My Sun colleague Steve Earley pointed to an article today in the Post-Examiner, "Who cares about grammar?" In it an English teacher bemoans--bemoaning being the standard mode of expression among English teachers--the way that students are "butchering" the language.

The teacher, Jason Flanagan, quotes a particularly ripe specimen of barely coherent prose in a message from a student: "Mr. flangan i did all my Assignments  that i was suppose to do but i got a chance to turn it like i think to but the other i think two wouldnt let me turn them in and im coming in tomorrow to come do my last final make up so when i come in im goin to stop bye ur class room and talk to you about it because i do want to pass your class and if they didnt go in i dont want to fail because of them two things that the computer wouldnt let turn in because i did them!!"


Mr. Flanagan concludes: "I had came to a conclusion: The English language is dying. Pretty soon there will either be no need for English teachers like me, or we'll have to learn this new bastardized language we call 'English.' " (I'm taking that "came" as a typo missed by an editor.)

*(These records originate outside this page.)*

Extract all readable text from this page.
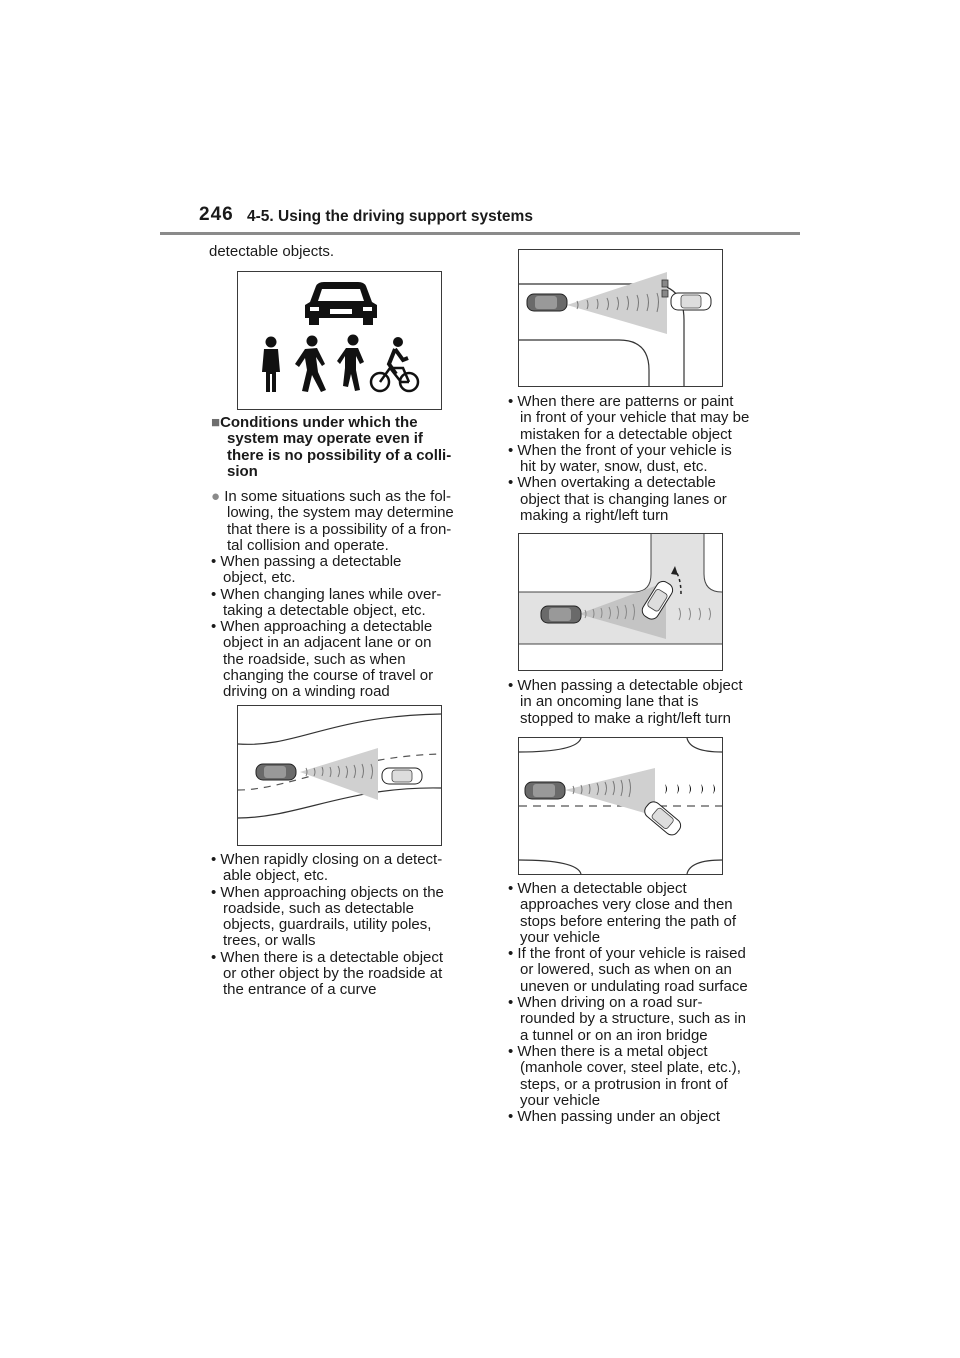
246 4-5. Using the driving support systems
detectable objects.
■Conditions under which the
system may operate even if
there is no possibility of a colli-
sion
● In some situations such as the fol-
lowing, the system may determine
that there is a possibility of a fron-
tal collision and operate.
• When passing a detectable
object, etc.
• When changing lanes while over-
taking a detectable object, etc.
• When approaching a detectable
object in an adjacent lane or on
the roadside, such as when
changing the course of travel or
driving on a winding road
• When rapidly closing on a detect-
able object, etc.
• When approaching objects on the
roadside, such as detectable
objects, guardrails, utility poles,
trees, or walls
• When there is a detectable object
or other object by the roadside at
the entrance of a curve
• When there are patterns or paint
in front of your vehicle that may be
mistaken for a detectable object
• When the front of your vehicle is
hit by water, snow, dust, etc.
• When overtaking a detectable
object that is changing lanes or
making a right/left turn
• When passing a detectable object
in an oncoming lane that is
stopped to make a right/left turn
• When a detectable object
approaches very close and then
stops before entering the path of
your vehicle
• If the front of your vehicle is raised
or lowered, such as when on an
uneven or undulating road surface
• When driving on a road sur-
rounded by a structure, such as in
a tunnel or on an iron bridge
• When there is a metal object
(manhole cover, steel plate, etc.),
steps, or a protrusion in front of
your vehicle
• When passing under an object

He gets no comfort from a professor of English at the University of Maryland who assure him that despite centuries of bemoaning about the decay of English, there is no evidence that the language, though changing, is in a decline. And then he begins to reflect, that when he was a student, there was a lot of inexpert writing, that today the Internet makes available a flood of inexpert, unedited writing, that writing is a difficult skill to learn, and that there is hope in the coming Common Core Standards to strengthen students' writing ability.

So, good for him. It is an important step to move beyond nonsense about the decline of English and chin-wagging about the Young People, and to talk about the difficulty of mastering standard written English, which is no one's native language.

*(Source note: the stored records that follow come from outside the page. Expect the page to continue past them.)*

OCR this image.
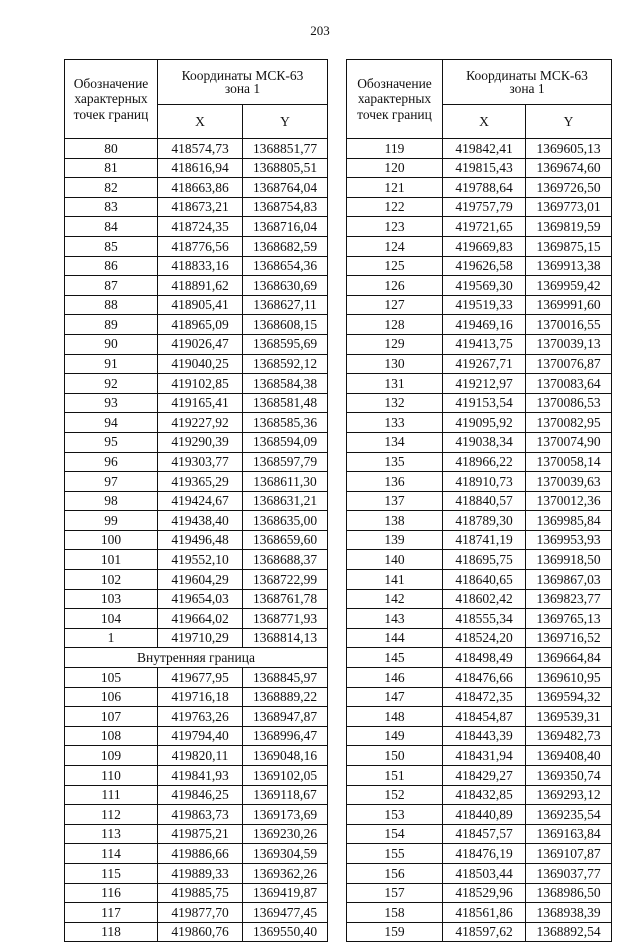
203
Обозначение
характерных
точек границ	Координаты МСК-63
зона 1	
	X	Y
80	418574,73	1368851,77
81	418616,94	1368805,51
82	418663,86	1368764,04
83	418673,21	1368754,83
84	418724,35	1368716,04
85	418776,56	1368682,59
86	418833,16	1368654,36
87	418891,62	1368630,69
88	418905,41	1368627,11
89	418965,09	1368608,15
90	419026,47	1368595,69
91	419040,25	1368592,12
92	419102,85	1368584,38
93	419165,41	1368581,48
94	419227,92	1368585,36
95	419290,39	1368594,09
96	419303,77	1368597,79
97	419365,29	1368611,30
98	419424,67	1368631,21
99	419438,40	1368635,00
100	419496,48	1368659,60
101	419552,10	1368688,37
102	419604,29	1368722,99
103	419654,03	1368761,78
104	419664,02	1368771,93
1	419710,29	1368814,13
Внутренняя граница		
105	419677,95	1368845,97
106	419716,18	1368889,22
107	419763,26	1368947,87
108	419794,40	1368996,47
109	419820,11	1369048,16
110	419841,93	1369102,05
111	419846,25	1369118,67
112	419863,73	1369173,69
113	419875,21	1369230,26
114	419886,66	1369304,59
115	419889,33	1369362,26
116	419885,75	1369419,87
117	419877,70	1369477,45
118	419860,76	1369550,40
Обозначение
характерных
точек границ	Координаты МСК-63
зона 1	
	X	Y
119	419842,41	1369605,13
120	419815,43	1369674,60
121	419788,64	1369726,50
122	419757,79	1369773,01
123	419721,65	1369819,59
124	419669,83	1369875,15
125	419626,58	1369913,38
126	419569,30	1369959,42
127	419519,33	1369991,60
128	419469,16	1370016,55
129	419413,75	1370039,13
130	419267,71	1370076,87
131	419212,97	1370083,64
132	419153,54	1370086,53
133	419095,92	1370082,95
134	419038,34	1370074,90
135	418966,22	1370058,14
136	418910,73	1370039,63
137	418840,57	1370012,36
138	418789,30	1369985,84
139	418741,19	1369953,93
140	418695,75	1369918,50
141	418640,65	1369867,03
142	418602,42	1369823,77
143	418555,34	1369765,13
144	418524,20	1369716,52
145	418498,49	1369664,84
146	418476,66	1369610,95
147	418472,35	1369594,32
148	418454,87	1369539,31
149	418443,39	1369482,73
150	418431,94	1369408,40
151	418429,27	1369350,74
152	418432,85	1369293,12
153	418440,89	1369235,54
154	418457,57	1369163,84
155	418476,19	1369107,87
156	418503,44	1369037,77
157	418529,96	1368986,50
158	418561,86	1368938,39
159	418597,62	1368892,54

Think of it this way. If a student at the piano plays a piece inexpertly, you do not conclude that music is in a decline or that young people are corrupting it. You conclude that the student needs further instruction and lots of practice. (And if the student's own tastes run to heavy metal, you do not conclude that Schubert is compromised.)

Given the wages and social status of those of us who teach English and composition, it is understandable that we would cling to our sense of superiority in mastery of standard written English, pretty much the only claim to status that we have. We have to get beyond that, as Mr. Flanagan has learned.

We are not guardians of the language. We are not grammar police. Our writ does not extend to people's conversation or personal communications. We are instructors. We know a skill that can give our students greater autonomy, more choices in life, entree into the professions and the world of letters.

Of course they aren't all that good at it yet; that's why they are students.They need our attention and advice. English can take care of itself. It always has.